G. Pascal Zachary says, in his article for IEEE Spectrum Magazine, Why Engineers Must Try to Save the World, that engineers need to work to save the world.
It may be selling engineering short to call the desire to save the world “messianic”. The end of the article focuses on geoengineering approaches to climate change. The article discusses debate within the UN about whether we should not study geoengineering approaches to climate change or we should proceed in case the planet is “broken beyond conventional means of repair”. It’s questionable to call a complex system like our planet “broken” or fixed”. There certainly are no conventional means of repairing a planet.
The climate of the earth is changing because of natural processes (i.e. moving deeper into a glacial minimum period) and because of human activities.

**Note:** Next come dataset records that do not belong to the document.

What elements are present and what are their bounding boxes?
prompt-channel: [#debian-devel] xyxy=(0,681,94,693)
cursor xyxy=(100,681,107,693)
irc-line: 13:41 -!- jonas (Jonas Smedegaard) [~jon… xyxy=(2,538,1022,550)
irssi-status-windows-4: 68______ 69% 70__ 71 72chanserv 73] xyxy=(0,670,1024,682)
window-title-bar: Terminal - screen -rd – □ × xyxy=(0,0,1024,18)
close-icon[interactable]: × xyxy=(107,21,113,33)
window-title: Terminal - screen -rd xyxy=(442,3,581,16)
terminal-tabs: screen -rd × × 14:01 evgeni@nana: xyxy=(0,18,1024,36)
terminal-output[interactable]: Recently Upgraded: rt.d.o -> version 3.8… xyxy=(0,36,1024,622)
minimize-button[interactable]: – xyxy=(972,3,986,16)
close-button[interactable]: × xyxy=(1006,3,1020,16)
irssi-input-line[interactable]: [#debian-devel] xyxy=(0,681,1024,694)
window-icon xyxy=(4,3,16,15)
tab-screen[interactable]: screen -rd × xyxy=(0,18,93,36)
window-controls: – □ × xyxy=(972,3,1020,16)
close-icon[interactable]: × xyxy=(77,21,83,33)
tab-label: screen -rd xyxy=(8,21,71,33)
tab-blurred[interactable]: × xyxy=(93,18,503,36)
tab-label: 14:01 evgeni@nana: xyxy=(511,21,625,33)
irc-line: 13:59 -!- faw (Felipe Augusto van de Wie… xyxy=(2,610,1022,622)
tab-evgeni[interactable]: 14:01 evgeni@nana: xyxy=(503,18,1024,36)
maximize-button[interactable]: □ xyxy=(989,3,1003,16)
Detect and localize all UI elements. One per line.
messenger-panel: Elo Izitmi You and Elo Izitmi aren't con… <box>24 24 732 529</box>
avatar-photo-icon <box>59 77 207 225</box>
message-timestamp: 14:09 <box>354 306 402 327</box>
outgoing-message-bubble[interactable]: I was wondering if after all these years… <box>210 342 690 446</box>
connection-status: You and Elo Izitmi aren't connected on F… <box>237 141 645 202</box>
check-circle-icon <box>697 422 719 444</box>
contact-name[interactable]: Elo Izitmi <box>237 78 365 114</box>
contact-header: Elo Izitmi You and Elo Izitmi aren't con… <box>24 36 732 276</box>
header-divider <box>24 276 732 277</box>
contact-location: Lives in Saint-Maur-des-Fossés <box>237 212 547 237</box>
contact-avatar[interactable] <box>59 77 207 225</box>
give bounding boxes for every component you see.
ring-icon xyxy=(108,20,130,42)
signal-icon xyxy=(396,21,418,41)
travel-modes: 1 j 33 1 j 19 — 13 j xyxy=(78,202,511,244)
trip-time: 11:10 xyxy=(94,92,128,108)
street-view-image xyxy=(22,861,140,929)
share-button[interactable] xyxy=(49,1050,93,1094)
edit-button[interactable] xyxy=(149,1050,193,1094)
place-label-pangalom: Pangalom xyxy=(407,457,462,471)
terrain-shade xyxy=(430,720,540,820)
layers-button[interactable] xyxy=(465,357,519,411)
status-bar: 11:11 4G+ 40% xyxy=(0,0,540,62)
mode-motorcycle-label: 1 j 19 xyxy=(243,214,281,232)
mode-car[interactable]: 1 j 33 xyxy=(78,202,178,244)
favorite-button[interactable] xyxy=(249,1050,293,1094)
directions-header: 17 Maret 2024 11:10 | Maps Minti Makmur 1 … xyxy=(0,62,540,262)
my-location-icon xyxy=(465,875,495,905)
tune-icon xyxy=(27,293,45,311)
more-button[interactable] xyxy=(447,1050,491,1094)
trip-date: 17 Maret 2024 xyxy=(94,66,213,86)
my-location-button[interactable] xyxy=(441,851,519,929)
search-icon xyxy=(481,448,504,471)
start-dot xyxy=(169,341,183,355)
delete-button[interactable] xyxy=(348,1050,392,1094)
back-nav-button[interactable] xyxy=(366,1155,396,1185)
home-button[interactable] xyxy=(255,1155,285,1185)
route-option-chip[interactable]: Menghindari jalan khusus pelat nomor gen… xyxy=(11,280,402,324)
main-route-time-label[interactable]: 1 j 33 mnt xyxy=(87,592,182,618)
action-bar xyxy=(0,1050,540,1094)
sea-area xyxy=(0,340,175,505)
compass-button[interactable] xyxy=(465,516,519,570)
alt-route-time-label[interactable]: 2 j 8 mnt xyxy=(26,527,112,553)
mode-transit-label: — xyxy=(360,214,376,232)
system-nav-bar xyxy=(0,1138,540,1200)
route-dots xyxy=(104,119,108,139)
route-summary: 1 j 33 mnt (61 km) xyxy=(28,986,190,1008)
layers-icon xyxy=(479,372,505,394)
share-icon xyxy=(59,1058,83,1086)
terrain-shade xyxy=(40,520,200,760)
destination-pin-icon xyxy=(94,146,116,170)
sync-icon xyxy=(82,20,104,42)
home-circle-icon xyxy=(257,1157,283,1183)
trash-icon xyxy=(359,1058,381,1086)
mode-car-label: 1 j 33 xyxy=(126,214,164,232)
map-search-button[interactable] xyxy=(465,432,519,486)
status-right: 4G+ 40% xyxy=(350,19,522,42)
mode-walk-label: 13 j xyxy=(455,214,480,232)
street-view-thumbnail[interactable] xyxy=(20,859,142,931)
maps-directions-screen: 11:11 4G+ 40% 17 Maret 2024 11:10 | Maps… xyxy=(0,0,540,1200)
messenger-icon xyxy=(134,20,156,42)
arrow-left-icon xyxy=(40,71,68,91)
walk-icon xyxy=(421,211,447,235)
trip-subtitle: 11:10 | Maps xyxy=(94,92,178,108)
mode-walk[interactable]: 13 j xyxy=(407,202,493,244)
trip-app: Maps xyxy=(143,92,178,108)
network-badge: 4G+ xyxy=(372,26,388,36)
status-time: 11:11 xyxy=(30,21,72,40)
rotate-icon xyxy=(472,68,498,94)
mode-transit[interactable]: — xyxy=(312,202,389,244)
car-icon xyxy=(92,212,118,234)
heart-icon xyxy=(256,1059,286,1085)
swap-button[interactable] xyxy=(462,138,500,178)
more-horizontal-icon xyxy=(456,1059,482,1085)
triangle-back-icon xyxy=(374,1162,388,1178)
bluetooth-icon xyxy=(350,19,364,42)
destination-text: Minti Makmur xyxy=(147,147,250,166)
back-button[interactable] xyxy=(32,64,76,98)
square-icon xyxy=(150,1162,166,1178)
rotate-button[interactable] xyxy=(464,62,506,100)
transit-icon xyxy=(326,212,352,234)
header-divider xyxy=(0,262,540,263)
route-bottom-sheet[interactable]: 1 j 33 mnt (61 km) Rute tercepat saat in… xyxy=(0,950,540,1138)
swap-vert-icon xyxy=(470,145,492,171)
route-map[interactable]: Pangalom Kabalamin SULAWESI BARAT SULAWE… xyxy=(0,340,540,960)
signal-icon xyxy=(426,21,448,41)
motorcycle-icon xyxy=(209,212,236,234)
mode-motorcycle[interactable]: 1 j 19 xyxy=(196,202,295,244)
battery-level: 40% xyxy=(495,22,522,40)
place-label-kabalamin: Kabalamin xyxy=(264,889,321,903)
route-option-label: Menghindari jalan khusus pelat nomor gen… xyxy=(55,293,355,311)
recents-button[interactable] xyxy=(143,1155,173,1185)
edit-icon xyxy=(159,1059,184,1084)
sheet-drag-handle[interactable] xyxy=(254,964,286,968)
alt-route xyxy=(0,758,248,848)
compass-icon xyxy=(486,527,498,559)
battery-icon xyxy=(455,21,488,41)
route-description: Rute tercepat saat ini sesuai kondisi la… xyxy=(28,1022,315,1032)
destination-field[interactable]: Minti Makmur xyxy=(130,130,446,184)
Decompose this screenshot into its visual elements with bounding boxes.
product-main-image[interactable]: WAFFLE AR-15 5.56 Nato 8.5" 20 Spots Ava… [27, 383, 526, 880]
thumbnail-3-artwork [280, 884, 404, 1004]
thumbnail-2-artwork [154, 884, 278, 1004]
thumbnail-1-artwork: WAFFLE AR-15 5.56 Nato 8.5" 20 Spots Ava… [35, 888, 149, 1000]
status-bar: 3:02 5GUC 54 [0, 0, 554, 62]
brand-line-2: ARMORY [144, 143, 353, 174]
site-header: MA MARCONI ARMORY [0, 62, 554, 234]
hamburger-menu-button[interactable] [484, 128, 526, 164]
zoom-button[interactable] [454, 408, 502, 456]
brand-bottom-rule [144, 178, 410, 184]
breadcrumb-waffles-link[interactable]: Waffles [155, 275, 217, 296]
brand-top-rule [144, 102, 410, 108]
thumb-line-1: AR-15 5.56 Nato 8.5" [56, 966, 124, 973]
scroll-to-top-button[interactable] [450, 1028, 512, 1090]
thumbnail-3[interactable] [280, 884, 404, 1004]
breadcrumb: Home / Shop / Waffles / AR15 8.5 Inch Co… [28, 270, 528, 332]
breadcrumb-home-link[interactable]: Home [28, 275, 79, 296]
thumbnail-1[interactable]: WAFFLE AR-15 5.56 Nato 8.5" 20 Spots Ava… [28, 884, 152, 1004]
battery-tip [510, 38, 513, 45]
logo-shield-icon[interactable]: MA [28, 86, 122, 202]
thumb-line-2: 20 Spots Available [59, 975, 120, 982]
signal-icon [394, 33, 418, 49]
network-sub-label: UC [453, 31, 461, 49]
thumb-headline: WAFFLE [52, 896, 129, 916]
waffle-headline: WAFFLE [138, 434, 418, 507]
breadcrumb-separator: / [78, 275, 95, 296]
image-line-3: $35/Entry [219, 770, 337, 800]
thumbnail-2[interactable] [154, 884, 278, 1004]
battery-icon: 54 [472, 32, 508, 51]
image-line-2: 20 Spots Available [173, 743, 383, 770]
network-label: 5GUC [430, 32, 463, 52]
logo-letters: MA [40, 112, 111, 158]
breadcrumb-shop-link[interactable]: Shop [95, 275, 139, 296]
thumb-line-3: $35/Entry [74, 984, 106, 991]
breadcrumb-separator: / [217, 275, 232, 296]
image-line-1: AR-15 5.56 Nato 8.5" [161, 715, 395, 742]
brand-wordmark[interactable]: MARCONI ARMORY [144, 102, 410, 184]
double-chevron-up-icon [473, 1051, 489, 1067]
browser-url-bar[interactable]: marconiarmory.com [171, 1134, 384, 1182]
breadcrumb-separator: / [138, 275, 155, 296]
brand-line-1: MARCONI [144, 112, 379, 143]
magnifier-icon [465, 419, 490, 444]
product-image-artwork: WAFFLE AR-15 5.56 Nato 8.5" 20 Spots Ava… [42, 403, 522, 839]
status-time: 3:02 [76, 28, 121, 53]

Critics of geo-engineering want an approach based on carbon emission reduction and increasing natural CO2 absorption. I support those measures, but I suspect they will be insufficient. Even if we stopped all carbon emissions, we would still face rising sea levels due to the natural receding of the glaciers. The goal should not be a planet just as it would be if humans were not present but a planet that serves human needs. Engineers need to be a part of that. The fact that climate change is happening faster because of human activities only increases the urgency to develop geo-engineering techniques.
This research will be hard to promote because the loudest voices in the environmental debate either want a) to preserve a climate free from anthropogenic effects for the sake of nature itself or b) to deny blissfully that the climate is changing and human activities can shape how it changes.
The problem of sound engineering approaches being tough to sell crops up in other issues. Engineers should work on promoting engineering-style solutions to the world’s big problems.